Blu conducts a class for dropouts and the like, which is where Precious ends up after being thrown out of school for getting pregnant a second time (needless to say, this act makes the school official a symbol of monstrous evil). Without pause, the Dangerous Minds script takes it from here, whereby drug addicts, teenage mothers, and savage illiterates are, after a few winks of encouragement from a pretty Mr. Chips stand-in, transformed into budding poets, dreamers, and huggable eccentrics. No prizes for guessing that this same motley crew goofs and gabs its way to the hospital as Precious is whisked through the halls by Lenny Kravitz. Sure, she’s 16, pretty much homeless, broke, and a criminal (earlier, she stole a bucket of chicken – no lie), but don’t tell her she can’t complain about a hospital meal being paid for by Joe Taxpayer.

And so we beat on: a snapshot of the world’s most chaotic and unproductive “English” class here, Mo’Nique growling like a house afire there, with a tear running down Mariah Carey’s makeup-free cheek to close the deal. And yes, when the diva first appeared on screen, the audience chatter turned on a dime from calls for Mo’Nique’s fleshy arm on a platter to a uniform buzz of “Isn’t that…”, as if they were picking out some random street bum from a lineup. The woman behind me had to have a second scene with the musical mega-star to be sure, but rest assured, she was finally convinced by her companion. Her turn as a sassy social worker might allow us to finally forgive and forget Glitter, but “not sucking” is not exactly the same as preparing a speech for Oscar night.

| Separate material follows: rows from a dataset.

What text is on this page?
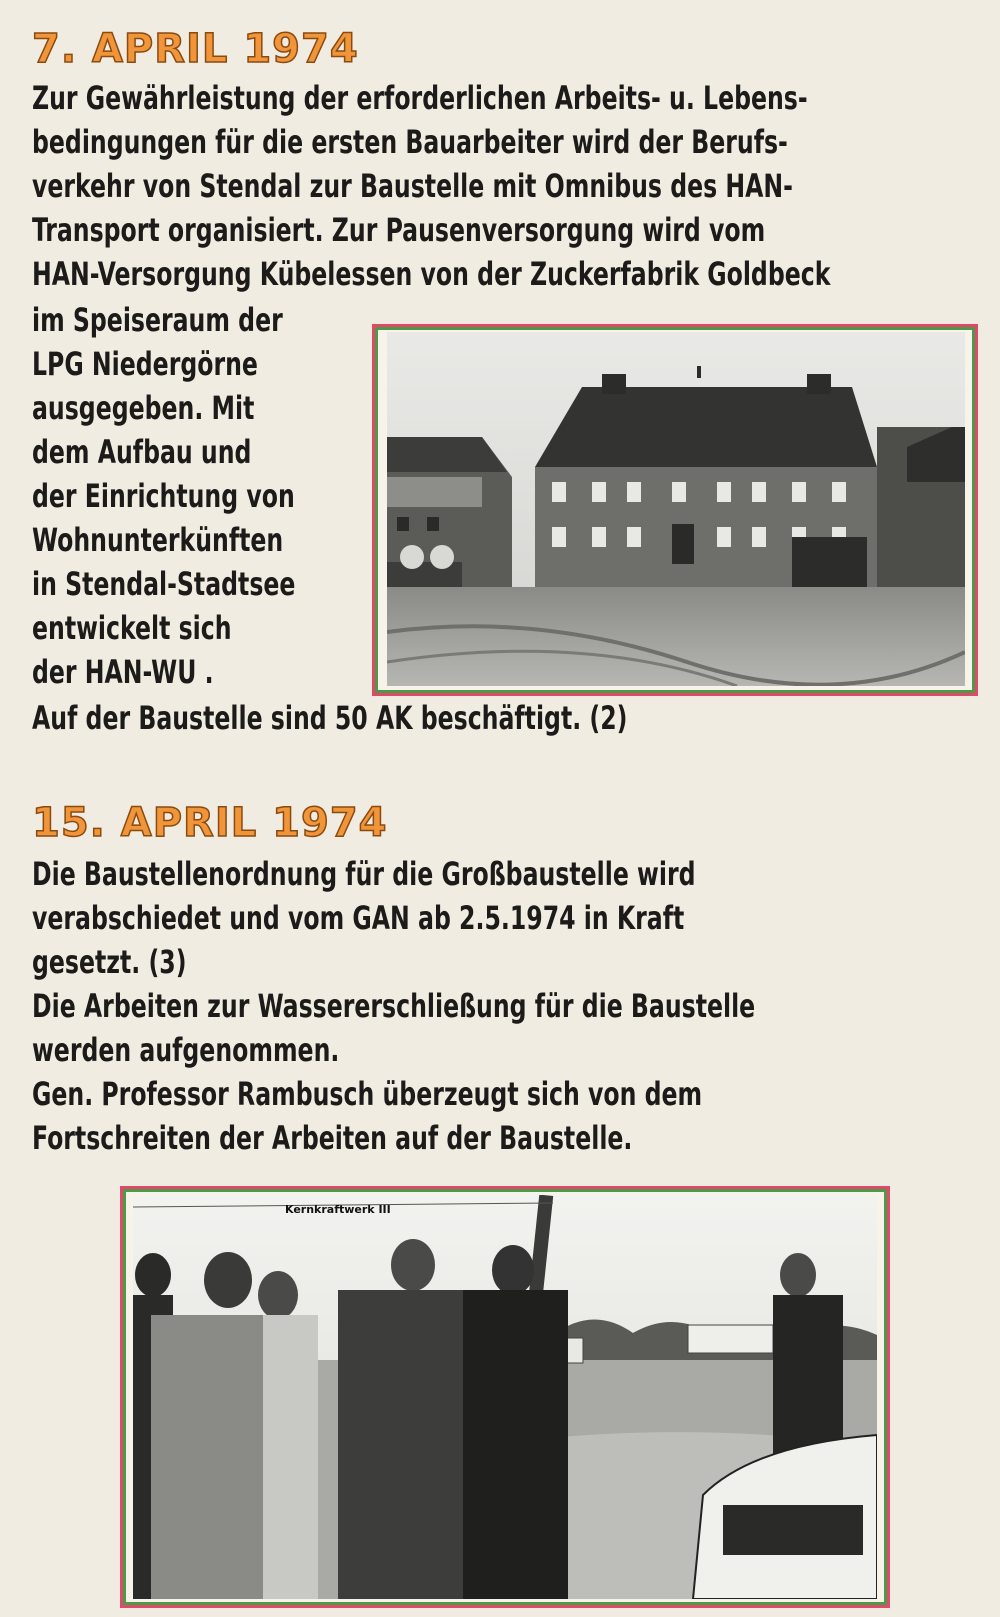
7. APRIL 1974
Zur Gewährleistung der erforderlichen Arbeits- u. Lebens-
bedingungen für die ersten Bauarbeiter wird der Berufs-
verkehr von Stendal zur Baustelle mit Omnibus des HAN-
Transport organisiert. Zur Pausenversorgung wird vom
HAN-Versorgung Kübelessen von der Zuckerfabrik Goldbeck
im Speiseraum der
LPG Niedergörne
ausgegeben. Mit
dem Aufbau und
der Einrichtung von
Wohnunterkünften
in Stendal-Stadtsee
entwickelt sich
der HAN-WU .
Auf der Baustelle sind 50 AK beschäftigt. (2)
15. APRIL 1974
Die Baustellenordnung für die Großbaustelle wird
verabschiedet und vom GAN ab 2.5.1974 in Kraft
gesetzt. (3)
Die Arbeiten zur Wassererschließung für die Baustelle
werden aufgenommen.
Gen. Professor Rambusch überzeugt sich von dem
Fortschreiten der Arbeiten auf der Baustelle.
Kernkraftwerk III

Precious gets through her hellish existence via the fantasy sequence, which is pretty much standard for all victims of rape and frying pans to the skull. Every time things get bad, she retreats to a glamorous world of high fashion, paparazzi, and red carpets. At times, when life is at its worst, she’ll become part of a movie, as when she “walks” into the Sophia Loren vehicle Two Women. Or when she has visions of the tank man in Tiananmen Square on a classroom wall, even though the event is two years in the future, meaning that clairvoyance is apparently a byproduct of anal. There’s much to loathe here, but these scenes are especially inept, given how awkwardly they are meant to break the mood. Nervous laughter tittered throughout the theater, but I was simply aghast at how absurdly unnecessary they were, both at conveying Precious’ inner life and furthering the story. Surely Hollywood has moved beyond these cloying devices as a means to express a character’s desire to escape. In Precious, they’re treated as a revelation.

There will be the expected calls for Gabby Sidibe to collect her prizes for her performance as the much put-upon Precious, but sitting around looking sweaty and sad should not be enough to turn heads. We’re told she’s a good girl waiting to bust out, and that she has sweetness in her soul, but such traits are never fully expressed by an actress looking more lost than forlorn. Thankfully, she never challenges credibility with an unexpected burst of articulate rage, but she pretty much lumbers along from scene to scene; functional, but not heart-rending. She’s asked to carry the weight of a thousand symbolic gestures, when it’s all she can do to keep her eyes open. One is sorry for her, but what can be done? Or maybe it’s the fact that once again, a cinematic Job is told to push on solely because she’s loved by her baby boy. In all, it’s an exercise in voyeuristic disgust, rubbing our noses in stereotype and racial ugliness, yet damning us for not gnashing our teeth in outrage. It wants to have it both ways, and ends up with neither.